Giant paintballs could be an effective way to redirect any asteroids that may in the future endanger civilization.
The asteroid-deflecting scheme would work primarily through two separate mechanisms. One, mechanically knocking the asteroid off course to a degree; and two, increasing the albedo of the asteroid, and therefore the solar radiation pressure that it is experiencing, further knocking it off course.
“A spacecraft could fire two rounds of pellets full of white paint powder at an asteroid to cover as much of the rock’s surface as possible,” Space.com states.
“The initial force from the paintballs would nudge the asteroid slightly off course. And the pale paint job resulting from the splattered pellets would more than double the space rock’s sunlight reflectivity. More photons bouncing off the asteroid’s surface would enhance solar radiation pressure and bump it further off course.”

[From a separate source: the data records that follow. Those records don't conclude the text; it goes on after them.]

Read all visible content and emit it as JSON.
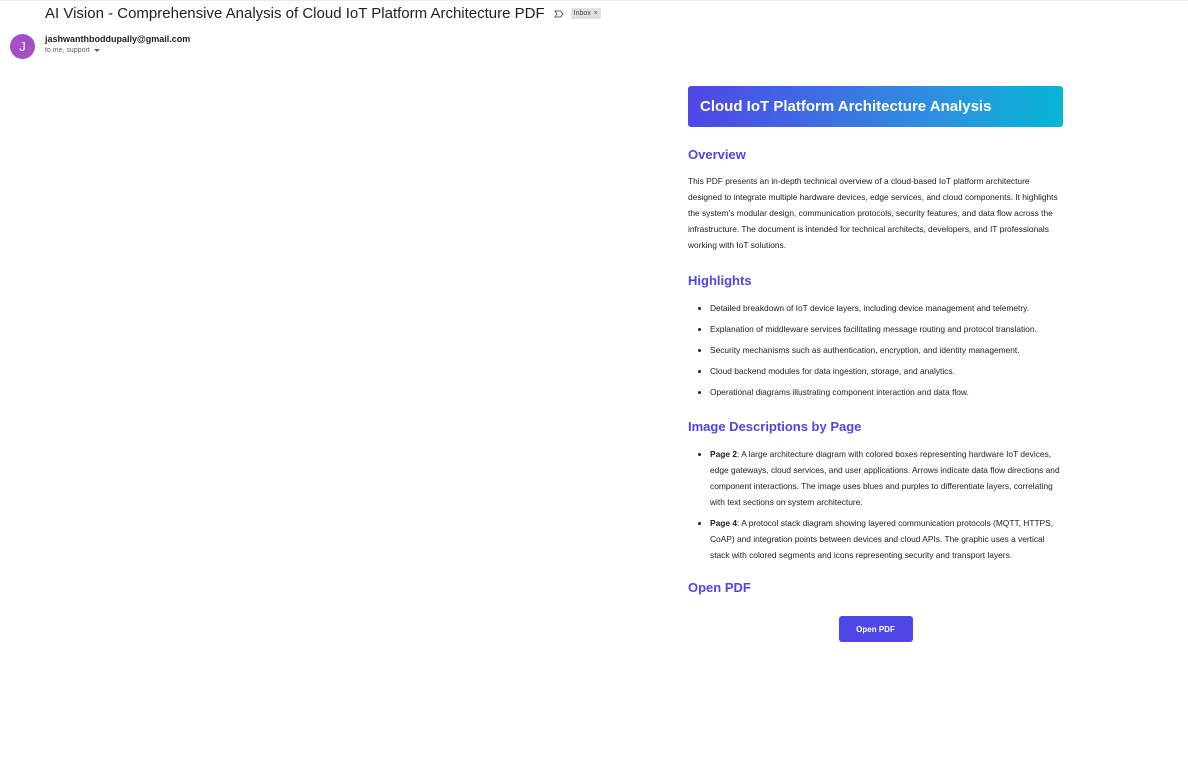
{
  "email": {
    "subject": "AI Vision - Comprehensive Analysis of Cloud IoT Platform Architecture PDF",
    "label_chip": "Inbox",
    "label_chip_close": "×",
    "avatar_letter": "J",
    "avatar_color": "#a54fc6",
    "sender": "jashwanthboddupally@gmail.com",
    "recipients": "to me, support"
  },
  "report": {
    "banner_title": "Cloud IoT Platform Architecture Analysis",
    "overview": {
      "heading": "Overview",
      "text": "This PDF presents an in-depth technical overview of a cloud-based IoT platform architecture designed to integrate multiple hardware devices, edge services, and cloud components. It highlights the system’s modular design, communication protocols, security features, and data flow across the infrastructure. The document is intended for technical architects, developers, and IT professionals working with IoT solutions."
    },
    "highlights": {
      "heading": "Highlights",
      "items": [
        "Detailed breakdown of IoT device layers, including device management and telemetry.",
        "Explanation of middleware services facilitating message routing and protocol translation.",
        "Security mechanisms such as authentication, encryption, and identity management.",
        "Cloud backend modules for data ingestion, storage, and analytics.",
        "Operational diagrams illustrating component interaction and data flow."
      ]
    },
    "image_descriptions": {
      "heading": "Image Descriptions by Page",
      "items": [
        {
          "page": "Page 2",
          "text": ": A large architecture diagram with colored boxes representing hardware IoT devices, edge gateways, cloud services, and user applications. Arrows indicate data flow directions and component interactions. The image uses blues and purples to differentiate layers, correlating with text sections on system architecture."
        },
        {
          "page": "Page 4",
          "text": ": A protocol stack diagram showing layered communication protocols (MQTT, HTTPS, CoAP) and integration points between devices and cloud APIs. The graphic uses a vertical stack with colored segments and icons representing security and transport layers."
        }
      ]
    },
    "open_pdf": {
      "heading": "Open PDF",
      "button_label": "Open PDF"
    }
  },
  "colors": {
    "accent": "#4f46e5",
    "banner_gradient_end": "#06b6d4"
  }
}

The theoretical test was done using the asteroid Apophis as its case study. Apophis is a 900-foot-wide asteroid that is very commonly used in studies because it could potentially impact the Earth within the next few decades. If it does hit the Earth anytime soon, it will likely be in 2029 or 2036.

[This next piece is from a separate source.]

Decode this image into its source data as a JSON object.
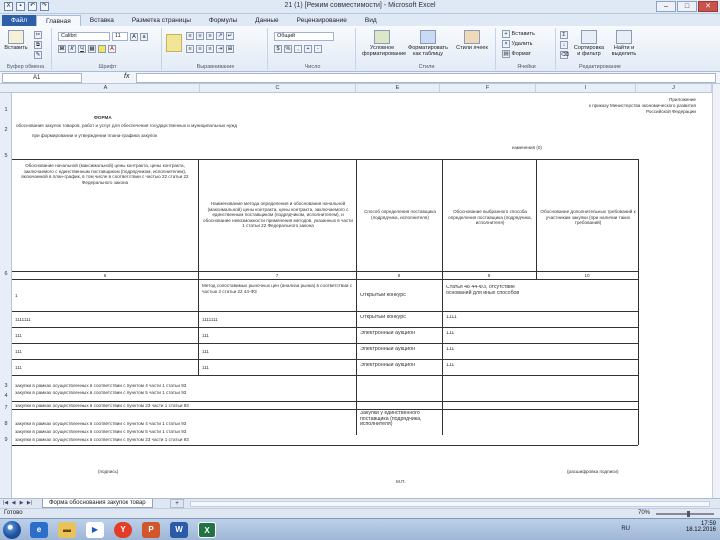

It would take around five tons of paint to cover the asteroid, according to the calculations of the researchers. And by their estimates, it would take around 20 years for the pressure of the extra solar radiation to push it off its Earth-bound trajectory.
The pellets could also be packed with materials other than paint, such as aerosols. These would “impart air drag on the incoming asteroid to slow it down. Or you could just paint the asteroid so you can track it more easily with telescopes on Earth. So there are other uses for this method.”

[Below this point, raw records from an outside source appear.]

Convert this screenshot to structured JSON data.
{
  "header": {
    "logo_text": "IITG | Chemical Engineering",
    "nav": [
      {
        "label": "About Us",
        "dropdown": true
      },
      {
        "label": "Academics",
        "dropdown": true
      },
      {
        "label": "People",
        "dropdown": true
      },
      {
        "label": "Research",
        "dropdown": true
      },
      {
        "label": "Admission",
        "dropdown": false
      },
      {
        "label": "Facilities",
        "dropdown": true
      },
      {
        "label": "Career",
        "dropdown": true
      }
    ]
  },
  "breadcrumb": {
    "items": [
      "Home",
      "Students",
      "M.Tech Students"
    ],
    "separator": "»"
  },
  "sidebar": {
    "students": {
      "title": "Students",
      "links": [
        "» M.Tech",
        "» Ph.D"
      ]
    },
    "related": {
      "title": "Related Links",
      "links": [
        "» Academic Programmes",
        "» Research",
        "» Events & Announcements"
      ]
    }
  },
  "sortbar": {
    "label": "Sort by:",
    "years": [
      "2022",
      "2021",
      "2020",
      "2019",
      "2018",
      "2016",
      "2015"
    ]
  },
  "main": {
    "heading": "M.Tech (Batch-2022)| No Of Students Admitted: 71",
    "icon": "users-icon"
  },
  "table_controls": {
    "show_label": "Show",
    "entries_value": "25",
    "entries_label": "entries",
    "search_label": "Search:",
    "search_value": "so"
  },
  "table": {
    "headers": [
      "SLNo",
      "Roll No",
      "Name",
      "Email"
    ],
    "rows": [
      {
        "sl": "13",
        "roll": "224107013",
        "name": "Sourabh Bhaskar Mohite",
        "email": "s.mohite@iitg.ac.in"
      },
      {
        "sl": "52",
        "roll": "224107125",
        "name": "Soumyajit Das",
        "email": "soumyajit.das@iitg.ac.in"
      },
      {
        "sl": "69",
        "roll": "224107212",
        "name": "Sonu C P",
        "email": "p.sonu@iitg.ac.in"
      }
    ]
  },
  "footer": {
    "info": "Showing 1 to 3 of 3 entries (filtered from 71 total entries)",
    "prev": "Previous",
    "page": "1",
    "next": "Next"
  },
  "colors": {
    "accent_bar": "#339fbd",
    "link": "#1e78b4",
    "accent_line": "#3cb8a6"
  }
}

Lindley Johnson, the program manager for NASA’s Near Earth Objects Observation Program, said that the new proposal was “an innovative variation on techniques used to take advantage of solar radiation pressure.” NASA’s Messenger spacecraft takes advantage of the pressure caused by solar radiation to control its trajectory around Mercury, via solar sails.
“It is very important that we develop and test a few deflection techniques sufficiently so that we know we have a viable ‘toolbox’ of deflection capabilities to implement when we inevitably discover an asteroid on an impact trajectory,” Johnson said in a statement.